Author: Sander L. Gilman
Publisher: Univ of California Press
Published: 2022-03-25
Total Pages: 502
ISBN-13: 0520301978
DOWNLOAD EBOOK →"She's hysterical." For centuries, the term "hysteria" has been used by physicians and laymen to diagnose and dismiss the extreme emotionality and mysterious physical disorders presumed to bedevil others—especially women. How did this medical concept assume its power? What cultural purposes does it serve? Why do different centuries and different circumstances produce different kinds of hysteria? These are among the questions pursued in this absorbing, erudite reevaluation of the history of hysteria. The widely respected authors draw upon the insights of social and cultural history, rather than Freudian psychoanalysis, to examine the ways in which hysteria has been conceived by doctors and patients, writers and artists, in Europe and North America, from antiquity to the early years of the twentieth century.
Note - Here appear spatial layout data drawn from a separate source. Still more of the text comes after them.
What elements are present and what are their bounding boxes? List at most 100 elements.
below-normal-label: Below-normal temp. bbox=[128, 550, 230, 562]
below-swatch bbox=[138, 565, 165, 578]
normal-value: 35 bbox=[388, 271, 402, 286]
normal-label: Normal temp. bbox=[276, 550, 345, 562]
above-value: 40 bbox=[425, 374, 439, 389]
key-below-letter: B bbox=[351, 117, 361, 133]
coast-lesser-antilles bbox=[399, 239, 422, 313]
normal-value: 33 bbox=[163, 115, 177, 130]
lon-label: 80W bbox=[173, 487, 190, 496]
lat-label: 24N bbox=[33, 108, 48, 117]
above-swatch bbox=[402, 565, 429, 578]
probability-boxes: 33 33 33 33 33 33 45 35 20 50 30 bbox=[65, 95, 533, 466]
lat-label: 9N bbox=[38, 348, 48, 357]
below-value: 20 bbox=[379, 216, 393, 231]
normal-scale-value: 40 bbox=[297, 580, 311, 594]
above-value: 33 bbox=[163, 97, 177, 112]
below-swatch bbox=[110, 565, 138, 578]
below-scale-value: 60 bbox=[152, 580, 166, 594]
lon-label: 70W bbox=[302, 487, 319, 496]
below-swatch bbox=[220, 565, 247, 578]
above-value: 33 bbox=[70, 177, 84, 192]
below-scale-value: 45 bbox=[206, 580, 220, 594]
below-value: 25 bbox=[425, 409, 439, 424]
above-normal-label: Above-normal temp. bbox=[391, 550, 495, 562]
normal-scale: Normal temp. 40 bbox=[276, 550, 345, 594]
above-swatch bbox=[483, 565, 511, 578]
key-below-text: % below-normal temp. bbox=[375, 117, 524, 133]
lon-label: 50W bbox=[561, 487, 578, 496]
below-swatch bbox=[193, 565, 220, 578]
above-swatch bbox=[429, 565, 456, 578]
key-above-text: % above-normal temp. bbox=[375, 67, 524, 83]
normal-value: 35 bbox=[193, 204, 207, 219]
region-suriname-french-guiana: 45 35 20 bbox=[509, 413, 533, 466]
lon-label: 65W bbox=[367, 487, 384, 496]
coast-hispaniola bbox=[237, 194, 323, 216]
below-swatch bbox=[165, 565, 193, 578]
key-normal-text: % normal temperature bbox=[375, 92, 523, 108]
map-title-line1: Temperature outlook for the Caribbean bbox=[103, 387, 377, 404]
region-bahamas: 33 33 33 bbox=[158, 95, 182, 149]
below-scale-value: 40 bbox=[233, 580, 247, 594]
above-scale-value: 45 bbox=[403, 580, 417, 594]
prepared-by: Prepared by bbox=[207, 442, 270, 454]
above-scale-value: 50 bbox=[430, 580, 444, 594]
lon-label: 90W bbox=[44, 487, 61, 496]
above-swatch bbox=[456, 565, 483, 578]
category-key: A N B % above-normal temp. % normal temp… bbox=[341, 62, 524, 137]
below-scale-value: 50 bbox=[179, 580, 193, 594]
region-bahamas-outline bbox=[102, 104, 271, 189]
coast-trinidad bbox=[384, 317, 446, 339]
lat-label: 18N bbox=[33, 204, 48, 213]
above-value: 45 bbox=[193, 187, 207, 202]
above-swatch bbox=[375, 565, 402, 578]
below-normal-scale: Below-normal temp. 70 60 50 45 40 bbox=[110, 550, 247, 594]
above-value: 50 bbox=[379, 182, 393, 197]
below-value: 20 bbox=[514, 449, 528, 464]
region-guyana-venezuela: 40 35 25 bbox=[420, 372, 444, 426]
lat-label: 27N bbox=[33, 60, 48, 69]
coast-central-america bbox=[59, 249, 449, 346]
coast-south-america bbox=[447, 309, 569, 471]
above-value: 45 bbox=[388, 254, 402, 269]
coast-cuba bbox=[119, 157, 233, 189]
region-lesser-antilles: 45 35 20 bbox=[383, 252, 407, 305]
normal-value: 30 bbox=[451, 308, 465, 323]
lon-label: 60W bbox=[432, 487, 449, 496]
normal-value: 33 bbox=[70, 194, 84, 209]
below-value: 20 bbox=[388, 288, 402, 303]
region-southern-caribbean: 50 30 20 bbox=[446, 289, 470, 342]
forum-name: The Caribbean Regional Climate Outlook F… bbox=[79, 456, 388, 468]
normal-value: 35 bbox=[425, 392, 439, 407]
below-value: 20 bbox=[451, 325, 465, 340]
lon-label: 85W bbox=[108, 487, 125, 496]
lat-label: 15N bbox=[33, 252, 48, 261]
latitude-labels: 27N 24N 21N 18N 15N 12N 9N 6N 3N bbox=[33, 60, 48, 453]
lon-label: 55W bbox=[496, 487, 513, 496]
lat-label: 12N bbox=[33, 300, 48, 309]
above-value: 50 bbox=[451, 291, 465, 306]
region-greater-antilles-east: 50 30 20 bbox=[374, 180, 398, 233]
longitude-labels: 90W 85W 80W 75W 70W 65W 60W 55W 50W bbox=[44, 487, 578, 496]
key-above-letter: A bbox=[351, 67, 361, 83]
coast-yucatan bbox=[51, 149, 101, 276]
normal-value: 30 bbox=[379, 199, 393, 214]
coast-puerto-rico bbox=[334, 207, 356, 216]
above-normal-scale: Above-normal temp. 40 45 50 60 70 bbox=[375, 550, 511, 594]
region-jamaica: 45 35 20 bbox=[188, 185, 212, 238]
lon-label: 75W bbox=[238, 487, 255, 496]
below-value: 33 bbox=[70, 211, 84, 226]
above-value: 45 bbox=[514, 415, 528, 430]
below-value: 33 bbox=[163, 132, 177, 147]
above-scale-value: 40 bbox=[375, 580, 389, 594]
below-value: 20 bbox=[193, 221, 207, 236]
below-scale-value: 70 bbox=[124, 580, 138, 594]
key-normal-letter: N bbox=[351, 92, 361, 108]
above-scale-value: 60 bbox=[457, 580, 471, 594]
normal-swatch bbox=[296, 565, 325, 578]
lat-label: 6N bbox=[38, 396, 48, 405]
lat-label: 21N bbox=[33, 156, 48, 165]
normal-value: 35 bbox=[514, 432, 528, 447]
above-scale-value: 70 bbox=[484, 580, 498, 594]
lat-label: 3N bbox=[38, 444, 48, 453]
In so doing, they show that a history of hysteria is a history of how we understand the mind. This title is part of UC Press's Voices Revived program, which commemorates University of California Press’s mission to seek out and cultivate the brightest minds and give them voice, reach, and impact. Drawing on a backlist dating to 1893, Voices Revived makes high-quality, peer-reviewed scholarship accessible once again using print-on-demand technology. This title was originally published in 1993.
Author: Susan Sontag
Publisher: Macmillan
Published: 2002-11-09
Total Pages: 220
ISBN-13: 9780312420086
DOWNLOAD EBOOK →This third essay collection by America's leading essayist brings together her most important critical writing from 1972 to 1980, in which she explores some of the most influential artists and thinkers of our time.
Author: Barbara Spackman
Publisher: Cornell University Press
Published: 2018-03-15
Total Pages: 237
ISBN-13: 1501723308
DOWNLOAD EBOOK →Barbara Spackman here examines the ways in which decadent writers adopted the language of physiological illness and alteration as a figure for psychic otherness. By means of an ideological and rhetorical analysis of scientific as well as literary texts, she shows how the rhetoric of sickness provided the male decadent writer with an alibi for the occupation and appropriation of the female body.